Pasé el fin de semana imaginándolo en espera de un lunes sin asideros ni destino concreto, asfixiado en su vida doméstica. Podía imaginarla porque una vez don Ismael nos invitó a celebrar su cumpleaños en lo que él llamaba su penthouse: dos cuartos en la azotea de un edificio decrépito en la Doctores.

Para hacer menos inhóspita su vivienda tendió frente a la puerta unos metros de plástico sintético. Sobre el pasto ficticio reinaba un pelícano de terracota.

En cuanto a Mayra, la esposa de Ismael, sigo pensando que sería más agradable si se quitara las dos ondas muy marcadas que lleva sobre la frente para disimular su calvicie y se desprendiera de su actitud infantil y sumisa. La tarde en que Ismael fue despedido, me pregunté si su mujer podría darle el apoyo que él iba a necesitar.

III

Contra lo que todos esperábamos, después de su despido Ismael no volvió a visitarnos. Tampoco llamó por teléfono. Nos esforzamos por ser optimistas. Luisa pensó que tal vez anduviera de mensajero en una notaría, Moisés lo supuso agente de cobranzas en un banco. Yo lo imaginé de empacador en un supermercado. No acertamos.

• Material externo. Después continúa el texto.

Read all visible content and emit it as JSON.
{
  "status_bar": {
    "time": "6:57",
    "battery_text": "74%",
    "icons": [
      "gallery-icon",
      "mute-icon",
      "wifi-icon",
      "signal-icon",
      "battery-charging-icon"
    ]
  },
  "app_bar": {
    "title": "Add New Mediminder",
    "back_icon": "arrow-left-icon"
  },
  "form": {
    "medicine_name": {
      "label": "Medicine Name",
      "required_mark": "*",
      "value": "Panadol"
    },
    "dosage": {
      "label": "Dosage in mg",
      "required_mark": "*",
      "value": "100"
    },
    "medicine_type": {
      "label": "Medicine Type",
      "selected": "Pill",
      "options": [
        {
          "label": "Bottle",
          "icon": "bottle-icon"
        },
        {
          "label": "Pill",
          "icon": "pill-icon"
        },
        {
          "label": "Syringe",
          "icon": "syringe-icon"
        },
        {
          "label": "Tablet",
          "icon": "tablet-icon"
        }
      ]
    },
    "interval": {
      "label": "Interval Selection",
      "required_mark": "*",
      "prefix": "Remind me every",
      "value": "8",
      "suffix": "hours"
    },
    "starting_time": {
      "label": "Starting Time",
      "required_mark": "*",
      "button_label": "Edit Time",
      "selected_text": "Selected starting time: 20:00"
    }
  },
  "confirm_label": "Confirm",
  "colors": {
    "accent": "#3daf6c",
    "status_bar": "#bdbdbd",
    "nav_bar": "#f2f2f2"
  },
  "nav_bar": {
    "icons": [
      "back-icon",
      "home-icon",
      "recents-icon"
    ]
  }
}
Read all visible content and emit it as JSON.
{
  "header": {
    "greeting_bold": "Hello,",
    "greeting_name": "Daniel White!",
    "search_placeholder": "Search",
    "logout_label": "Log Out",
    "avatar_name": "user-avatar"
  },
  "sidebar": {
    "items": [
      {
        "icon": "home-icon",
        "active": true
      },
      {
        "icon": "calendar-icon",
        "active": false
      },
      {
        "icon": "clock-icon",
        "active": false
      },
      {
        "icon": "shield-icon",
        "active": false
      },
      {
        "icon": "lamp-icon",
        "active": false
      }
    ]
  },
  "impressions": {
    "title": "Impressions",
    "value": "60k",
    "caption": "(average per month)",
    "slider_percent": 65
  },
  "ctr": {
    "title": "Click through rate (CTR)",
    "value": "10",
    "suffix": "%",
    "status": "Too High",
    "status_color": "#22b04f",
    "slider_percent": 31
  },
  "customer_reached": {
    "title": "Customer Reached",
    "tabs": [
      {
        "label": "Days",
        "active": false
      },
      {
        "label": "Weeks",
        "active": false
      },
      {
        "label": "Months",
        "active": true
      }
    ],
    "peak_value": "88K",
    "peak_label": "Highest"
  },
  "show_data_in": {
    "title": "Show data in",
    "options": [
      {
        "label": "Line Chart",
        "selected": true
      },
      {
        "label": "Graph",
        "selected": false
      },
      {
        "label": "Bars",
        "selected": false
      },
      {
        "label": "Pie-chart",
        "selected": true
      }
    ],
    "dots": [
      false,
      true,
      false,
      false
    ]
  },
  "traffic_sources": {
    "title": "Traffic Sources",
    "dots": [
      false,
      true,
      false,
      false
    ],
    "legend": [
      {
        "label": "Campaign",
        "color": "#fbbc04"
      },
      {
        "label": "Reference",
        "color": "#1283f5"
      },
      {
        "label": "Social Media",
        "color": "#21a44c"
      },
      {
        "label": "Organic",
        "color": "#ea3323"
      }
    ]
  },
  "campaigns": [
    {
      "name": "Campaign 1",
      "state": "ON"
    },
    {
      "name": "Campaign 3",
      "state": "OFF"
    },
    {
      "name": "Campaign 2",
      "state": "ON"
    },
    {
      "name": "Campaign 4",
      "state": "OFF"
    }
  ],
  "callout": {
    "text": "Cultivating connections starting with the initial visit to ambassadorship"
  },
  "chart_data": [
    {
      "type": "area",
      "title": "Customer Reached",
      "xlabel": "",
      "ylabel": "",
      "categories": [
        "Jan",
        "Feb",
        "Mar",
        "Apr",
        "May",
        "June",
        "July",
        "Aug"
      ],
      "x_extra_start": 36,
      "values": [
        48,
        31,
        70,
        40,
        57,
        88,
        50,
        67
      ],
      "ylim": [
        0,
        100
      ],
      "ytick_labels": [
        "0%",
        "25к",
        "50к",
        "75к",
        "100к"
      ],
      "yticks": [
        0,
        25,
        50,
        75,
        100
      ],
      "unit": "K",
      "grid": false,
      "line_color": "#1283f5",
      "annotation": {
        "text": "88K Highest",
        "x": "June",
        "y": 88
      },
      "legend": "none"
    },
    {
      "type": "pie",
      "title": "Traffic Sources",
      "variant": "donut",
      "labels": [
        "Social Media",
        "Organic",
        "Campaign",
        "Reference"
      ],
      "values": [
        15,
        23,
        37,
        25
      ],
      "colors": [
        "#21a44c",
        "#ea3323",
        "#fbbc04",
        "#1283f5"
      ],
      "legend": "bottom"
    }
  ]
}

Después de su prolongada ausencia, don Ismael reapareció en la empresa. Sus objetivos no eran preguntarnos cómo iban las cosas ni enterarse de futuras contrataciones, sino vendernos los relojes, extensibles, plumiles, fundas y cargadores para celular que llevaba perfectamente ordenados en un portafolio recubierto con terciopelo verde. En las tapas del accesorio estaban pegadas sendas etiquetas: El Fénix. Así llamó al negocio ambulante que había emprendido para salvarse de la miseria.

La nueva actividad de don Ismael distaba mucho de sus antiguas aspiraciones; sin embargo, él no parecía derrotado, sino todo lo contrario: animoso, muy seguro y alegre. Esa actitud me hizo verlo rejuvenecido y hasta guapo.

Durante aquella primera visita me preguntó si creía posible que se entrevistara con alguno de los jefes. Le advertí que no iban a abrir nuevas plazas. Dijo que no aspiraba a que lo recontrataran, sino a venderles sus mercancías.

El licenciado Lozano, jefe de almacén, fue el único que accedió a recibirlo en cuanto terminara una junta. Mientras esperaba a que lo llamaran, Ismael se quedó en mi cubículo. En la conversación le pregunté si había pensado en dejar el comercio ambulante. Por el momento no, le iba bien y estaba muy agradecido con su trabajo. ¿De verdad? –insistí–. Dijo que sí. Gracias a su nueva ocupación había cumplido al menos una parte de sus sueños: ser uno de los privilegiados que en esta ciudad lleva un portafolio.

IV

A ciertas horas de los días hábiles, en las avenidas más transitadas, encuentro a muchos hombres y mujeres que caminan balanceando un portafolio. Al verlos me pregunto qué llevarán allí: ¿documentos importantes o simples mercancías para vender en abonos?